I will now deal with the vacant site levy. The proposed vacant site levy may be activated in respect of vacant or under-utilised sites where there is a failure to commence development authorised by a planning permission for a vacant or under-utilised site within three years of the granting of permission or to lodge a planning application in respect of the site within three years of the making of the development plan or scheme. While the logic of legislating for a vacant site levy is well understood, there are many genuine reasons a development may not commence within the stated timeframe of three years from the granting of planning permission, including economic and financial reasons. Where it can be proven that sustainable demand for the scheme granted planning permission does not exist or where it can be proven that the market value of the completed asset will be less than the all-in construction cost, there should be an exemption available in respect of the imposition of the levy.
I will now deal with the reduced development contributions for planning permissions yet to be activated.
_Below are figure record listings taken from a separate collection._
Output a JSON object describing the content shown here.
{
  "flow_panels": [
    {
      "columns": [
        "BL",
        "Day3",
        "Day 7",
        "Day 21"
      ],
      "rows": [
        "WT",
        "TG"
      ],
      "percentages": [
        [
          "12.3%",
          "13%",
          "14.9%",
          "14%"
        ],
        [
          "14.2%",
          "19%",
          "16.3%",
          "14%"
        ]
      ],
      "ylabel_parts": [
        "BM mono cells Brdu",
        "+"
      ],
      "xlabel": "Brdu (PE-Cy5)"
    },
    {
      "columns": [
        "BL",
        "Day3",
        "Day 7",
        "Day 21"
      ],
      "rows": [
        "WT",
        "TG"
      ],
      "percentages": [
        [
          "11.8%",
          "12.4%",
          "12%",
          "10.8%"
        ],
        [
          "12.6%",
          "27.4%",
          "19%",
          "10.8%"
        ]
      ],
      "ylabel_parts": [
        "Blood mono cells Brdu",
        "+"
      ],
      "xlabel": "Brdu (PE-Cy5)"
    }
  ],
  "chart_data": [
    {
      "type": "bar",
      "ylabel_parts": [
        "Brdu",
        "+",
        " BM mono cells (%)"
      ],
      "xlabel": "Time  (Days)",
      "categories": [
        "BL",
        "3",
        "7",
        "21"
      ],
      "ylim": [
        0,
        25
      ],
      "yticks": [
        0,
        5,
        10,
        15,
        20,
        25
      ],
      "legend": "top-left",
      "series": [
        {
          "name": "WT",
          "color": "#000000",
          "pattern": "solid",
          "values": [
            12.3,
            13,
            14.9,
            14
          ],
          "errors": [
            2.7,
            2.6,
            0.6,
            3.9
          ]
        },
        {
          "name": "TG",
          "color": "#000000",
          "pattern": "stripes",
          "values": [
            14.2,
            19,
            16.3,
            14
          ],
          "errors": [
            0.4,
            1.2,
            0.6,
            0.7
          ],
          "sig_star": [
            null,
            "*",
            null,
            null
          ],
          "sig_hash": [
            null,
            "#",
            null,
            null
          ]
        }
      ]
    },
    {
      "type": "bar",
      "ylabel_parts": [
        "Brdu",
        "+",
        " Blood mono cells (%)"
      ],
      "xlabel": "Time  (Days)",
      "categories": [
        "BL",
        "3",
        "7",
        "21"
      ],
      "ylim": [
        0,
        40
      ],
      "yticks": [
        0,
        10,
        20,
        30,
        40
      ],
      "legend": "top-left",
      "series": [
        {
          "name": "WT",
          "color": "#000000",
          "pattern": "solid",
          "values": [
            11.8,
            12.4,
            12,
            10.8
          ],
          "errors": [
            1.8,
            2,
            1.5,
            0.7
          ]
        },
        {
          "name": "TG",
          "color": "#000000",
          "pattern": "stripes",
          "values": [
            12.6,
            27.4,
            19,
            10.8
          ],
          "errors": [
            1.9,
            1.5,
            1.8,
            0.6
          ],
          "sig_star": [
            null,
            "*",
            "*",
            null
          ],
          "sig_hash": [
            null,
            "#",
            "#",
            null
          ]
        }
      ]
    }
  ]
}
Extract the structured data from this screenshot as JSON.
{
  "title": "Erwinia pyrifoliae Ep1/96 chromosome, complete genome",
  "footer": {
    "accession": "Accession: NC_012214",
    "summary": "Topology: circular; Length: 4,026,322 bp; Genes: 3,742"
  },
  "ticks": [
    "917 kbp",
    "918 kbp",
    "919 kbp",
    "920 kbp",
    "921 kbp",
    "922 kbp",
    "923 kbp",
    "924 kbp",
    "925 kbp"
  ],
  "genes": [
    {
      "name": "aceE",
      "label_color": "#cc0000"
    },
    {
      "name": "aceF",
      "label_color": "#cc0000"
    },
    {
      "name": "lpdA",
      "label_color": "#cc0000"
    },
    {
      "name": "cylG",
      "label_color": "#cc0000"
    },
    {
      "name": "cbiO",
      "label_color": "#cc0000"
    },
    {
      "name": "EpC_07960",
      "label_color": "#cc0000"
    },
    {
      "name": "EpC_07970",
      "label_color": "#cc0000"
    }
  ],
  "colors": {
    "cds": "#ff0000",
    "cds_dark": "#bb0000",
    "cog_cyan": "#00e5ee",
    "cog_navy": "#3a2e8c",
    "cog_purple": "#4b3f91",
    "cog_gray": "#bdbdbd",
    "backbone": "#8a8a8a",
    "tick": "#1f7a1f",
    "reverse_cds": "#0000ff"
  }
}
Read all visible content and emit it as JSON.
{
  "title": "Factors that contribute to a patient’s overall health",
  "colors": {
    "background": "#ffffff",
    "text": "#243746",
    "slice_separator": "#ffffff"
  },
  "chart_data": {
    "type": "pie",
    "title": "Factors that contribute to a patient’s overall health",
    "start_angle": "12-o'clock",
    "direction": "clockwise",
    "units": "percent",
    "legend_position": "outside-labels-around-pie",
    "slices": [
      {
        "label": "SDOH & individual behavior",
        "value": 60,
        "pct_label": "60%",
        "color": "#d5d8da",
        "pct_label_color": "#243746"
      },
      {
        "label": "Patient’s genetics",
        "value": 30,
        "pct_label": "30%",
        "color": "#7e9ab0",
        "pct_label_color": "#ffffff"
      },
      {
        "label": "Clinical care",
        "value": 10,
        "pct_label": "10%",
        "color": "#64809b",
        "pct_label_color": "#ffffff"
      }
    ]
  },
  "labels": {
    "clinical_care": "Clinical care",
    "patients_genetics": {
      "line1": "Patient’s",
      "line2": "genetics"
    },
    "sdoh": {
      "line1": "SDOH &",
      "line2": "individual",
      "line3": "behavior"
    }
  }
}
The proposed provisions with regard to the provision of reduced development contributions for planning permissions yet to activated are welcomed by the industry. This has the effect of reducing the bureaucracy associated with making new planning applications in order to get the benefit of reduced development contributions which have been adopted by local authorities. Notwithstanding this, the rates of development contribution applicable are still too high. The rates have not decreased in line with movements in the market valuation of completed developments. Local authorities must be urged to review further the development contribution rates currently applicable. There must also be flexibility to facilitate the payment of development contributions as revenue streams become available from the transactions of new development works.
The proposal to modify the duration of planning permissions in certain circumstances, involving the use of a use-it-or-lose-it approach for future planning permissions for housing projects for a period not exceeding two years, will result in difficulties in the industry. Generally speaking, planning permission is attached to land rather than an individual planning applicant. If planning permission of a particular nature is appropriate for a specific development, it should be appropriate for that development no matter who the ultimate developer of the lands will be. Introducing a provision of this nature may also prove problematic for some funders in that a new risk is being introduced from a funding perspective whereby the planning permission may have a reduced lifetime.
There are a number of other issues we would like to see dealt with in the context of the awaited planning Bill. We want a simplified process for changing planning approvals for house types approved in previous planning permissions; a simplified process, including a timeframe, for approval of planning compliance documentation submitted to planning authorities - this should involve a default process; a simplified taking-in-charge process, to include a default process; the enabling of planning permission where there is a deficit in environmental or wastewater services, subject to the availability of a connection agreement with Irish Water; provision for economic viability testing to form part of a planning process to facilitate the granting of planning permission where, for example, reduced densities or alternative house types are required; and a simplified planning processes for making amendments to strategic development zones. These are some of the issues we would ultimately like to see addressed in the context of new planning legislation.